1 unstable release

new 0.1.0 Jan 20, 2025

#1497 in Cryptography

MIT license

16KB
302 lines

df-share

df-share is a lightweight helper library for one-off (ephemeral) Diffie-Hellman exchanges that let a server encrypt a secret so only the requesting client can decrypt it. The server uses a freshly generated key pair for each request, returning (encrypted_secret, server_pubk, nonce, salt). The client then uses the corresponding ephemeral keys on its side to derive the shared secret and decrypt.

Trade-offs

  • This implementation does not authenticate the server’s identity. Any party could impersonate the server. If you need to verify you’re talking to the real server, you should:
    • Maintain a long-lived key pair on the server side.
    • Pin the server’s public key on the clients (or otherwise authenticate it).
  • In this ephemeral approach, there’s no persistent server key material. That means:
    • Pro: Each exchange uses new keys, enhancing forward secrecy.
    • Con: You lose server identity guarantees out of the box.

Example Usage

// Client side
let client = EphemeralClient::new().unwrap();
let (req, decryptor) = client.sendable();

// The client sends `req` (which includes its ephemeral public key)
// to the server.

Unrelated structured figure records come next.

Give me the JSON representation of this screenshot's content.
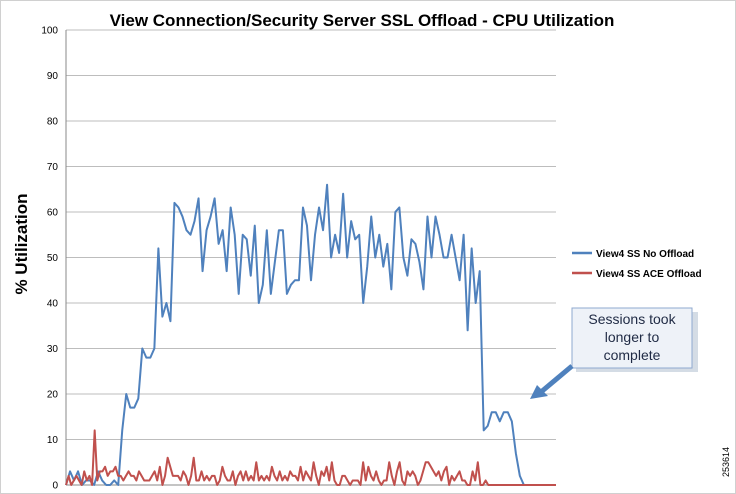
{
  "chart_data": {
    "type": "line",
    "title": "View Connection/Security Server SSL Offload - CPU Utilization",
    "xlabel": "",
    "ylabel": "% Utilization",
    "ylim": [
      0,
      100
    ],
    "yticks": [
      0,
      10,
      20,
      30,
      40,
      50,
      60,
      70,
      80,
      90,
      100
    ],
    "grid": true,
    "legend_position": "right",
    "series": [
      {
        "name": "View4 SS No Offload",
        "color": "#4f81bd",
        "values": [
          0,
          3,
          1,
          3,
          0,
          1,
          1,
          0,
          3,
          1,
          0,
          0,
          1,
          0,
          12,
          20,
          17,
          17,
          19,
          30,
          28,
          28,
          30,
          52,
          37,
          40,
          36,
          62,
          61,
          59,
          56,
          55,
          58,
          63,
          47,
          56,
          59,
          63,
          53,
          56,
          47,
          61,
          55,
          42,
          55,
          54,
          46,
          57,
          40,
          44,
          56,
          42,
          49,
          56,
          56,
          42,
          44,
          45,
          45,
          61,
          57,
          45,
          55,
          61,
          56,
          66,
          50,
          55,
          51,
          64,
          50,
          58,
          54,
          55,
          40,
          48,
          59,
          50,
          55,
          48,
          53,
          43,
          60,
          61,
          50,
          46,
          54,
          53,
          49,
          43,
          59,
          50,
          59,
          55,
          50,
          50,
          55,
          50,
          45,
          55,
          34,
          52,
          40,
          47,
          12,
          13,
          16,
          16,
          14,
          16,
          16,
          14,
          7,
          2,
          0,
          0,
          0,
          0,
          0,
          0,
          0,
          0,
          0
        ]
      },
      {
        "name": "View4 SS ACE Offload",
        "color": "#c0504d",
        "values": [
          0,
          2,
          0,
          1,
          2,
          1,
          0,
          3,
          1,
          2,
          0,
          12,
          1,
          3,
          3,
          4,
          2,
          3,
          3,
          4,
          2,
          2,
          1,
          2,
          3,
          2,
          2,
          1,
          3,
          2,
          1,
          1,
          1,
          2,
          3,
          1,
          4,
          0,
          2,
          6,
          4,
          2,
          2,
          2,
          1,
          3,
          2,
          0,
          2,
          6,
          1,
          1,
          3,
          1,
          2,
          1,
          2,
          2,
          0,
          1,
          4,
          2,
          1,
          1,
          3,
          0,
          2,
          3,
          1,
          3,
          1,
          2,
          1,
          5,
          1,
          2,
          1,
          2,
          1,
          4,
          2,
          1,
          3,
          1,
          2,
          1,
          3,
          2,
          2,
          1,
          4,
          1,
          3,
          2,
          1,
          5,
          2,
          0,
          3,
          2,
          4,
          1,
          5,
          1,
          0,
          0,
          2,
          2,
          1,
          0,
          1,
          1,
          1,
          0,
          5,
          1,
          4,
          2,
          1,
          3,
          1,
          0,
          1,
          1,
          5,
          2,
          0,
          3,
          5,
          1,
          0,
          3,
          2,
          3,
          2,
          0,
          1,
          3,
          5,
          5,
          4,
          3,
          2,
          3,
          1,
          3,
          4,
          0,
          2,
          1,
          2,
          3,
          1,
          1,
          0,
          0,
          3,
          1,
          5,
          0,
          0,
          1,
          0,
          0,
          0,
          0,
          0,
          0,
          0,
          0,
          0,
          0,
          0,
          0,
          0,
          0,
          0,
          0,
          0,
          0,
          0,
          0,
          0,
          0,
          0,
          0,
          0,
          0,
          0
        ]
      }
    ],
    "annotation": {
      "text_lines": [
        "Sessions took",
        "longer to",
        "complete"
      ]
    }
  },
  "figure_id": "253614",
  "colors": {
    "grid": "#bdbdbd",
    "axis": "#888888",
    "callout_fill": "#eef2f8",
    "callout_border": "#8fa9cf",
    "arrow": "#4f81bd"
  }
}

Then the server encrypts the secret:

let res;
let secret = "MyVerySecretPrivateKey";
{
    // Server side
    let server = EphemeralServer::new().unwrap();
    res = server.encrypt_secret(&req, secret.as_bytes()).unwrap();
}

// Back on the client side, we decrypt using the matching ephemeral keys:
let decrypted_secret = decryptor.decrypt(&res).unwrap();

assert_eq!(secret.as_bytes(), &decrypted_secret);
// Confirm the ciphertext differs from the secret:
assert!(decrypted_secret != res.ciphertext);

In this snippet:

  1. The client creates an ephemeral key pair and prepares a req message.
  2. The server generates its own ephemeral key pair, derives the shared secret with the client’s req, and encrypts the actual secret.
  3. The client applies its matching ephemeral private key to derive the same shared secret and decrypt the server’s response.

Use df-share to keep your secret data private between two parties, as long as you’re operating over a trusted channel (e.g., HTTPS) or have other means to ensure the server is who you expect.